After Graduating from Cornell in June 1991, Kennett served as coach of the Ithaca College women's novice rowing program from 1992 to 1993. He led the squad to a 22–2 record, two New York State Small School titles and two Murphy Cups. His Bomber crews also earned silver and bronze medals at the Dad Vail Regatta.

In 1994, Kennett was hired by Cornell University as freshman lightweight crew coach. In his second year of coaching lightweights, Kennett led the freshman to a silver medal finish at the eastern sprints on June 17, 1995. His first freshman eight earned bronze at the 1998 Eastern Sprints, with the second freshman boat taking silver. Cornell's second freshman eight was undefeated during both the 1996 and 1997 regular seasons. Under Kennett, the four-with-coxswain heavyweights finished third at the IRA Championship Regatta in 1994.

Kennett was named the Robert B. Tallman Class of 1941 Men's Lightweight Rowing Head Coach in 1998. In 2001, all three of his crews made it to the grand final of the Eastern Sprints Regatta. In 2001, his varsity pair earned a silver medal at the IRA Championship Regatta. In 2004, 2005, and 2008 his pair won gold at the IRA Championship Regatta.

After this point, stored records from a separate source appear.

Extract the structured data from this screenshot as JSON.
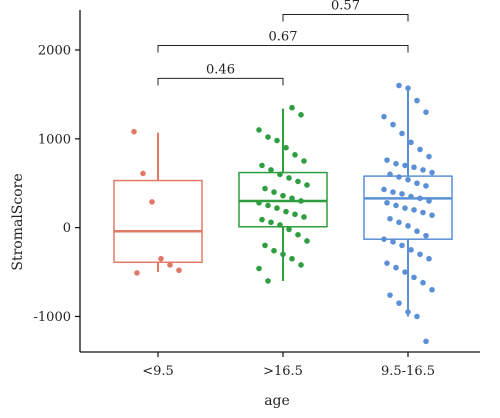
{
  "chart_data": {
    "type": "boxplot",
    "xlabel": "age",
    "ylabel": "StromalScore",
    "ylim": [
      -1400,
      2450
    ],
    "yticks": [
      -1000,
      0,
      1000,
      2000
    ],
    "ytick_labels": [
      "-1000",
      "0",
      "1000",
      "2000"
    ],
    "categories": [
      "<9.5",
      ">16.5",
      "9.5-16.5"
    ],
    "grid": false,
    "series": [
      {
        "category": "<9.5",
        "color": "#E07A66",
        "q1": -390,
        "median": -40,
        "q3": 530,
        "whisker_low": -500,
        "whisker_high": 1070,
        "points": [
          1080,
          610,
          290,
          -350,
          -420,
          -480,
          -510
        ]
      },
      {
        "category": ">16.5",
        "color": "#2E9E40",
        "q1": 10,
        "median": 300,
        "q3": 620,
        "whisker_low": -600,
        "whisker_high": 1340,
        "points": [
          1350,
          1270,
          1100,
          1020,
          980,
          900,
          820,
          750,
          700,
          650,
          600,
          560,
          520,
          480,
          440,
          400,
          360,
          330,
          300,
          280,
          250,
          220,
          180,
          150,
          120,
          90,
          60,
          30,
          -20,
          -80,
          -150,
          -200,
          -260,
          -300,
          -350,
          -420,
          -460,
          -600
        ]
      },
      {
        "category": "9.5-16.5",
        "color": "#5B8FD6",
        "q1": -130,
        "median": 330,
        "q3": 580,
        "whisker_low": -1000,
        "whisker_high": 1600,
        "points": [
          1600,
          1570,
          1430,
          1300,
          1250,
          1160,
          1060,
          960,
          880,
          800,
          760,
          720,
          700,
          680,
          650,
          620,
          600,
          570,
          540,
          500,
          470,
          430,
          400,
          380,
          350,
          330,
          300,
          280,
          250,
          220,
          200,
          170,
          140,
          100,
          60,
          20,
          -40,
          -90,
          -130,
          -160,
          -200,
          -250,
          -300,
          -350,
          -400,
          -450,
          -500,
          -560,
          -620,
          -700,
          -760,
          -850,
          -950,
          -1000,
          -1280
        ]
      }
    ],
    "annotations": [
      {
        "label": "0.57",
        "from": ">16.5",
        "to": "9.5-16.5",
        "y": 2400
      },
      {
        "label": "0.67",
        "from": "<9.5",
        "to": "9.5-16.5",
        "y": 2050
      },
      {
        "label": "0.46",
        "from": "<9.5",
        "to": ">16.5",
        "y": 1680
      }
    ]
  }
}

In 2005, Kennett's varsity boat won a bronze at the Eastern Sprints followed with a Silver at the IRA Regatta. Both his first and second varsity boats captured Gold at the 2006 Eastern Sprints regatta. His varsity followed up its Eastern Sprints victory with a narrow win over Harvard at the IRAs to win the National Championship. In 2007, Kennett again led the lightweights to a win at the IRA. In 2008, Kennett's varsity lightweight crew won the Eastern Sprints title, the Jope Cup for lightweight supremacy, and the IRA title for a record third straight year.

In 2005, 2006, 2007, and 2008 the varsity boat went to the Henley Royal Regatta and raced in the Temple Challenge Cup, placing second in 2006 and 2007 to Oxford Brookes University and the University of California-Berkeley freshmen.

In June 2007, Kennett was promoted to the "Spirit of '57 Director of Rowing/Head Coach of Heavyweight Rowing" at Cornell University.

In 2010, Kennett was named the 2009-10 Eastern Association of Rowing College's (EARC) Coach of the Year, as voted on by the leagues’ coaches.